M. GUIGUESSON, Président de chambre,
Mme DELAUBIER, Conseillère,
Mme VELMANS, Conseillère,
ARRÊT : rendu publiquement par mise à disposition au greffe, les parties en ayant été préalablement avisées dans les conditions prévues au deuxième alinéa de l'article 450 du code de procédure civile le 30 Janvier 2024 et signé par M. GUIGUESSON, président, et Mme COLLET, greffier
FAITS, PROCÉDURE ET PRÉTENTIONS DES PARTIES
Le 25 juin 2008, Mme [M] [R] a souscrit un crédit renouvelable utilisable par fractions et assortie de moyens d'utilisation de compte auprès de la société anonyme Fidem.

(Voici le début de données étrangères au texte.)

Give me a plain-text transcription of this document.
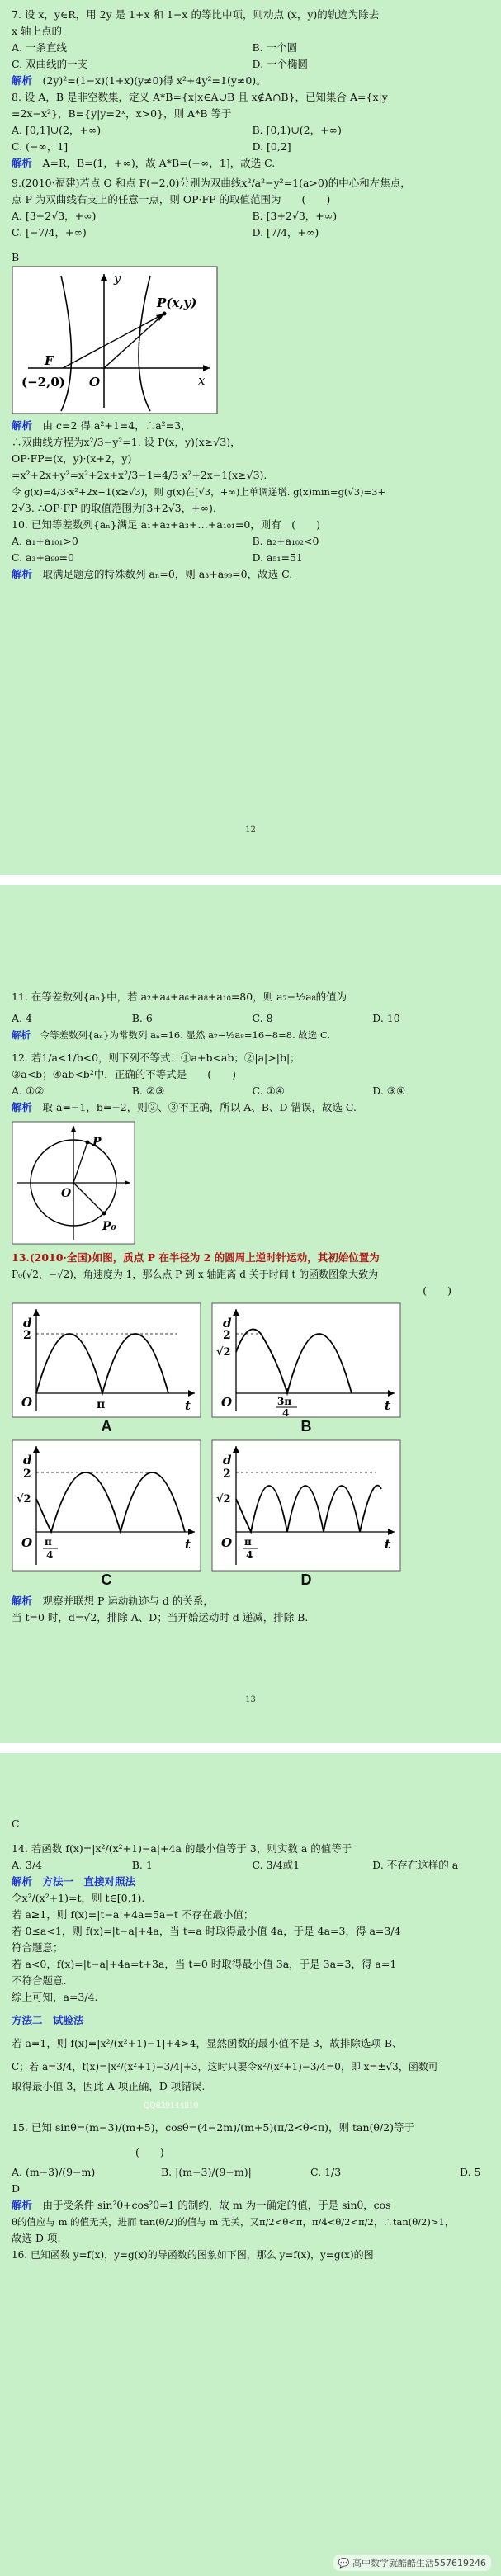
7. 设 x，y∈R，用 2y 是 1+x 和 1−x 的等比中项，则动点 (x，y)的轨迹为除去
x 轴上点的
A. 一条直线	B. 一个圆
C. 双曲线的一支	D. 一个椭圆
解析　 (2y)²=(1−x)(1+x)(y≠0)得 x²+4y²=1(y≠0)。
8. 设 A，B 是非空数集，定义 A*B={x|x∈A∪B 且 x∉A∩B}，已知集合 A={x|y
=2x−x²}，B={y|y=2ˣ，x>0}，则 A*B 等于
A. [0,1]∪(2，+∞)	B. [0,1)∪(2，+∞)
C. (−∞，1]	D. [0,2]
解析　 A=R，B=(1，+∞)，故 A*B=(−∞，1]，故选 C.
9.(2010·福建)若点 O 和点 F(−2,0)分别为双曲线x²/a²−y²=1(a>0)的中心和左焦点，
点 P 为双曲线右支上的任意一点，则 OP·FP 的取值范围为　　(　　)
A. [3−2√3，+∞)	B. [3+2√3，+∞)
C. [−7/4，+∞)	D. [7/4，+∞)
B
y
x
P(x,y)
F
(−2,0) O
QQ839144810
解析　 由 c=2 得 a²+1=4，∴a²=3，
∴双曲线方程为x²/3−y²=1. 设 P(x，y)(x≥√3)，
OP·FP=(x，y)·(x+2，y)
=x²+2x+y²=x²+2x+x²/3−1=4/3·x²+2x−1(x≥√3).
令 g(x)=4/3·x²+2x−1(x≥√3)，则 g(x)在[√3，+∞)上单调递增. g(x)min=g(√3)=3+
2√3. ∴OP·FP 的取值范围为[3+2√3，+∞).
10. 已知等差数列{aₙ}满足 a₁+a₂+a₃+…+a₁₀₁=0，则有　(　　)
A. a₁+a₁₀₁>0	B. a₂+a₁₀₂<0
C. a₃+a₉₉=0	D. a₅₁=51
解析　 取满足题意的特殊数列 aₙ=0，则 a₃+a₉₉=0，故选 C.
12
11. 在等差数列{aₙ}中，若 a₂+a₄+a₆+a₈+a₁₀=80，则 a₇−½a₈的值为
A. 4	B. 6	C. 8	D. 10
解析　 令等差数列{aₙ}为常数列 aₙ=16. 显然 a₇−½a₈=16−8=8. 故选 C.
12. 若1/a<1/b<0，则下列不等式：①a+b<ab；②|a|>|b|；
③a<b；④ab<b²中，正确的不等式是　　(　　)
A. ①②	B. ②③	C. ①④	D. ③④
解析　 取 a=−1，b=−2，则②、③不正确，所以 A、B、D 错误，故选 C.
P
O
P₀
13.(2010·全国)如图，质点 P 在半径为 2 的圆周上逆时针运动，其初始位置为
P₀(√2，−√2)，角速度为 1，那么点 P 到 x 轴距离 d 关于时间 t 的函数图象大致为
(　　)
d
t
O
2
π
d
t
O
√2
2
3π
4
A	B
d
t
O
√2
2
π
4
d
t
O
√2
2
π
4
C	D
解析　 观察并联想 P 运动轨迹与 d 的关系，
当 t=0 时，d=√2，排除 A、D；当开始运动时 d 递减，排除 B.
13
C
14. 若函数 f(x)=|x²/(x²+1)−a|+4a 的最小值等于 3，则实数 a 的值等于
A. 3/4	B. 1	C. 3/4或1	D. 不存在这样的 a
解析　 方法一　直接对照法
令x²/(x²+1)=t，则 t∈[0,1).
若 a≥1，则 f(x)=|t−a|+4a=5a−t 不存在最小值；
若 0≤a<1，则 f(x)=|t−a|+4a，当 t=a 时取得最小值 4a，于是 4a=3，得 a=3/4
符合题意；
若 a<0，f(x)=|t−a|+4a=t+3a，当 t=0 时取得最小值 3a，于是 3a=3，得 a=1
不符合题意.
综上可知，a=3/4.
方法二　试验法
若 a=1，则 f(x)=|x²/(x²+1)−1|+4>4，显然函数的最小值不是 3，故排除选项 B、
C；若 a=3/4，f(x)=|x²/(x²+1)−3/4|+3，这时只要令x²/(x²+1)−3/4=0，即 x=±√3，函数可
取得最小值 3，因此 A 项正确，D 项错误.
QQ839144810
15. 已知 sinθ=(m−3)/(m+5)，cosθ=(4−2m)/(m+5)(π/2<θ<π)，则 tan(θ/2)等于
(　　)
A. (m−3)/(9−m)	B. |(m−3)/(9−m)|	C. 1/3	D. 5
D
解析　 由于受条件 sin²θ+cos²θ=1 的制约，故 m 为一确定的值，于是 sinθ，cos
θ的值应与 m 的值无关，进而 tan(θ/2)的值与 m 无关，又π/2<θ<π，π/4<θ/2<π/2，∴tan(θ/2)>1，
故选 D 项.
16. 已知函数 y=f(x)，y=g(x)的导函数的图象如下图，那么 y=f(x)，y=g(x)的图
💬 高中数学就酷酷生活557619246
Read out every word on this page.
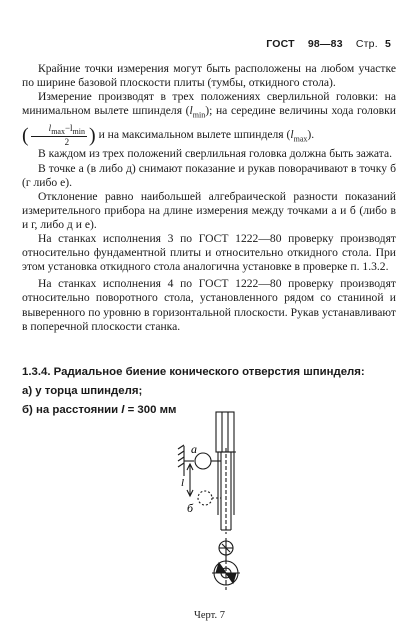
ГОСТ 98—83 Стр. 5

Крайние точки измерения могут быть расположены на любом участке по ширине базовой плоскости плиты (тумбы, откидного стола).

Измерение производят в трех положениях сверлильной головки: на минимальном вылете шпинделя $(l_{min})$; на середине величины хода головки ( $\frac{l_{max}-l_{min}}{2}$ ) и на максимальном вылете шпинделя $(l_{max})$.

В каждом из трех положений сверлильная головка должна быть зажата.

В точке а (в либо д) снимают показание и рукав поворачивают в точку б (г либо е).

Отклонение равно наибольшей алгебраической разности показаний измерительного прибора на длине измерения между точками а и б (либо в и г, либо д и е).

На станках исполнения 3 по ГОСТ 1222—80 проверку производят относительно фундаментной плиты и относительно откидного стола. При этом установка откидного стола аналогична установке в проверке п. 1.3.2.

На станках исполнения 4 по ГОСТ 1222—80 проверку производят относительно поворотного стола, установленного рядом со станиной и выверенного по уровню в горизонтальной плоскости. Рукав устанавливают в поперечной плоскости станка.

1.3.4. Радиальное биение конического отверстия шпинделя:
а) у торца шпинделя;
б) на расстоянии l = 300 мм
а
l
б
Черт. 7
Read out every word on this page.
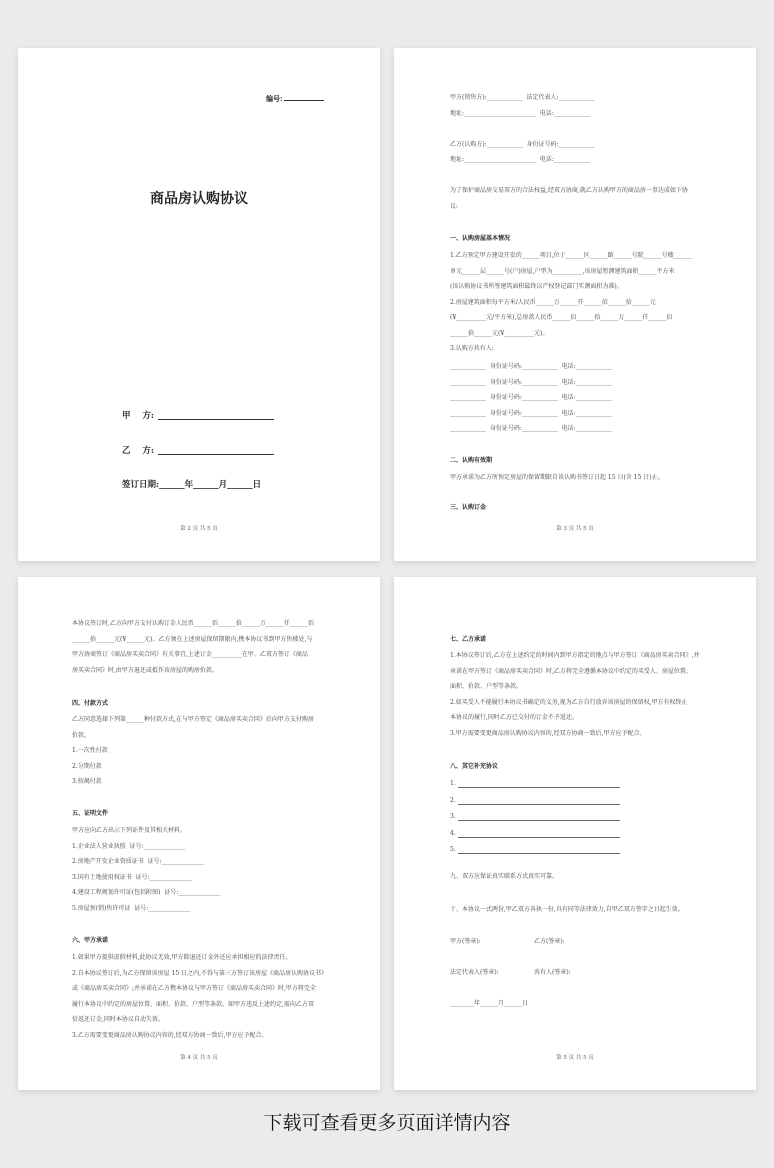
编号:
商品房认购协议
甲    方:
乙    方:
签订日期:______年______月______日
第 2 页 共 5 页
甲方(销售方):____________  法定代表人:____________
地址:________________________  电话:____________
乙方(认购方):____________  身份证号码:____________
地址:________________________  电话:____________
为了保护商品房交易双方的合法权益,经双方协商,就乙方认购甲方的商品房一事达成如下协
议:
一、认购房屋基本情况
1.乙方预定甲方建设开发的______项目,位于______区______路______号院______号楼______
单元______层______号(户)房屋,户型为__________,该房屋暂测建筑面积______平方米
(该认购协议书所签建筑面积最终以产权登记部门实测面积为准)。
2.房屋建筑面积每平方米/人民币______万______仟______佰______拾______元
(¥__________元/平方米),总房款人民币______佰______拾______万______仟______佰
______拾______元(¥__________元)。
3.认购方共有人:
____________  身份证号码:____________  电话:____________
____________  身份证号码:____________  电话:____________
____________  身份证号码:____________  电话:____________
____________  身份证号码:____________  电话:____________
____________  身份证号码:____________  电话:____________
二、认购有效期
甲方承诺为乙方所预定房屋的保留期限自该认购书签订日起 15 日(含 15 日)止。
三、认购订金
第 3 页 共 5 页
本协议签订时,乙方向甲方支付认购订金人民币______佰______拾______万______仟______佰
______拾______元(¥______元)。乙方须在上述房屋保留期限内,携本协议书到甲方售楼处,与
甲方协商签订《商品房买卖合同》有关事宜,上述订金__________在甲、乙双方签订《商品
房买卖合同》时,由甲方退还或抵作该房屋的购房价款。
四、付款方式
乙方同意选择下列第______种付款方式,在与甲方签定《商品房买卖合同》后向甲方支付购房
价款。
1.一次性付款
2.分期付款
3.按揭付款
五、证明文件
甲方应向乙方出示下列证件及其相关材料。
1.企业法人营业执照  证号:______________
2.房地产开发企业资质证书  证号:______________
3.国有土地使用权证书  证号:______________
4.建设工程规划许可证(包括附图)  证号:______________
5.房屋预(销)售许可证  证号:______________
六、甲方承诺
1.如果甲方提供虚假材料,此协议无效,甲方除退还订金外还应承担相应的法律责任。
2.自本协议签订后,为乙方保留该房屋 15 日之内,不得与第三方签订该房屋《商品房认购协议书》
或《商品房买卖合同》;并承诺在乙方携本协议与甲方签订《商品房买卖合同》时,甲方将完全
履行本协议中约定的房屋位置、面积、价款、户型等条款。如甲方违反上述约定,需向乙方双
倍返还订金,同时本协议自动失效。
3.乙方需要变更商品房认购协议内容的,经双方协商一致后,甲方应予配合。
第 4 页 共 5 页
七、乙方承诺
1.本协议签订后,乙方在上述约定的时间内到甲方指定的地点与甲方签订《商品房买卖合同》,并
承诺在甲方签订《商品房买卖合同》时,乙方将完全遵循本协议中约定的买受人、房屋位置、
面积、价款、户型等条款。
2.如买受人不能履行本协议书确定的义务,视为乙方自行放弃该房屋的保留权,甲方有权终止
本协议的履行,同时乙方已交付的订金不予返还。
3.甲方需要变更商品房认购协议内容的,经双方协商一致后,甲方应予配合。
八、其它补充协议
1.
2.
3.
4.
5.
九、双方应保证真实联系方式真实可靠。
十、本协议一式两份,甲乙双方各执一份,具有同等法律效力,自甲乙双方签字之日起生效。
甲方(签章):	乙方(签章):
法定代表人(签章):	共有人(签章):
________年______月______日
第 5 页 共 5 页
下载可查看更多页面详情内容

Par ordonnance en date du 28 octobre 2009 rendue par le président du tribunal d'instance de Caen et signifiée par acte d'huissier remis à étude le 2 novembre 2009, il a été enjoint à Mme [R] de payer à la société Fidem une somme en principal de 1 405,89 euros majorée des intérêts au taux légal ainsi qu'une somme de 60 euros à titre de clause pénale outre les frais et accessoires.
Le 29 janvier 2010, l'ordonnance d'injonction de payer rendue exécutoire le 7 janvier précédant ainsi qu'un commandement de payer aux fins de saisie-vente ont été signifiés par la société Fidem au domicile de Mme [R] ('Mme [R] [M] C/O Mme [L] [K]') .
Par acte sous seing privé du 18 décembre 2018, la société Bnp Paribas Personal Finance, venant aux droits de la société Fidem à la suite d'une fusion-absorption, a cédé une créance qu'elle détenait envers Mme [R] à la société Intrum Debt Finance AG.
Le 25 juillet 2019, la société Intrum Debt Finance AG a fait signifier à la personne de Mme [R] la cession de créance intervenue ainsi qu'un commandement aux fins de saisie-vente.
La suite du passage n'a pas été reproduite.